Peter and the GLA have taken a robust approach to this, firstly not pulling any personal data, and secondly by consulting with data ethics specialists in academia. This is a new world and warrants caution, but it seems that the most sensitive data is already out there and is not being shared anew.
In the end, this isn’t a story about an underlying technology. It’s about how systems shift and shape around them. People get very excited about the all new technology… the 3D, 4D, 5D, 6D, 7D model… but it’s actually about what that model allows you to do differently.

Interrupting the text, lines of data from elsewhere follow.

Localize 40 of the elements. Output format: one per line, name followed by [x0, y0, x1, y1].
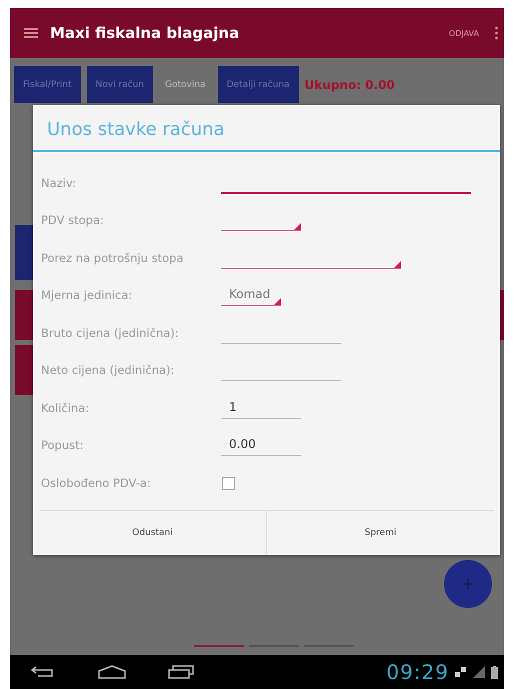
total-label: Ukupno: 0.00: [304, 78, 395, 92]
plus-icon: [463, 579, 473, 589]
dropdown[interactable]: Komad: [221, 281, 281, 306]
field-label: Neto cijena (jedinična):: [41, 363, 176, 379]
overflow-menu-icon[interactable]: [495, 26, 498, 40]
dialog-button[interactable]: Odustani: [39, 511, 266, 555]
clock: 09:29: [386, 660, 449, 684]
logout-button[interactable]: ODJAVA: [440, 28, 487, 38]
add-button[interactable]: [444, 560, 492, 608]
toolbar-button[interactable]: Novi račun: [86, 66, 154, 103]
input-field[interactable]: 0.00: [221, 431, 301, 456]
payment-spinner[interactable]: Gotovina: [159, 80, 212, 90]
list-item-background: [15, 345, 35, 395]
input-field[interactable]: 1: [221, 394, 301, 418]
list-item-background: [15, 225, 35, 280]
field-label: Količina:: [41, 400, 90, 416]
dialog-button[interactable]: Spremi: [266, 511, 494, 555]
app-title: Maxi fiskalna blagajna: [50, 24, 240, 42]
dropdown-corner-icon: [294, 223, 301, 230]
field-label: Oslobođeno PDV-a:: [41, 476, 152, 492]
signal-icon: [473, 666, 485, 678]
toolbar-button[interactable]: Detalji računa: [218, 66, 299, 103]
battery-icon: [491, 666, 498, 678]
home-icon[interactable]: [98, 665, 126, 679]
toolbar-button[interactable]: Fiskal/Print: [14, 66, 81, 103]
field-label: Porez na potrošnju stopa: [41, 250, 184, 266]
checkbox[interactable]: [222, 476, 235, 490]
dropdown-corner-icon: [274, 298, 281, 305]
recent-apps-icon[interactable]: [168, 665, 194, 679]
field-label: Mjerna jedinica:: [41, 288, 134, 304]
field-label: Bruto cijena (jedinična):: [41, 326, 180, 342]
field-label: Popust:: [41, 438, 85, 454]
field-label: Naziv:: [41, 176, 77, 192]
dropdown-corner-icon: [394, 260, 401, 268]
menu-icon[interactable]: [24, 28, 38, 38]
field-label: PDV stopa:: [41, 213, 105, 229]
back-icon[interactable]: [30, 665, 56, 679]
network-icon: [455, 666, 467, 678]
dialog-title: Unos stavke računa: [33, 105, 500, 152]
list-item-background: [15, 290, 35, 340]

Will concludes, “There’s an example on the national underground asset register project that we’re working on about. And this is a project that seeks to connect all of the underground asset networks of the country together so that when people are out digging for your pipes outside your house, they don’t hit a hidden gas main. Now, there’s a big part about data and technology to all of that. There’s also a big part about what does that do to the business process of the guy on site? He’s not looking at paper anymore. He’s looking at a piece of technology. How does that change the sort of skills you need in that workforce, the sort of people who will work on these projects, the sort of things these will look at and maybe find exciting, the impact of what you use the digital twin for and how it affects the world of today is often the most important part of this and the Planning London Data hub is a nice example of this, we were talking about rewiring a system that has been defined through legislation through the decades, but hasn’t really realised the benefit of modern technology. And this is the exact same case with the National Underground Asset Register project, the men and women who are outside conducting works on pipes outside your home, are not necessarily harnessing the latest and greatest technology. It’s how we change these processes that affect the built environment through the medium of digital twins, that excites me.”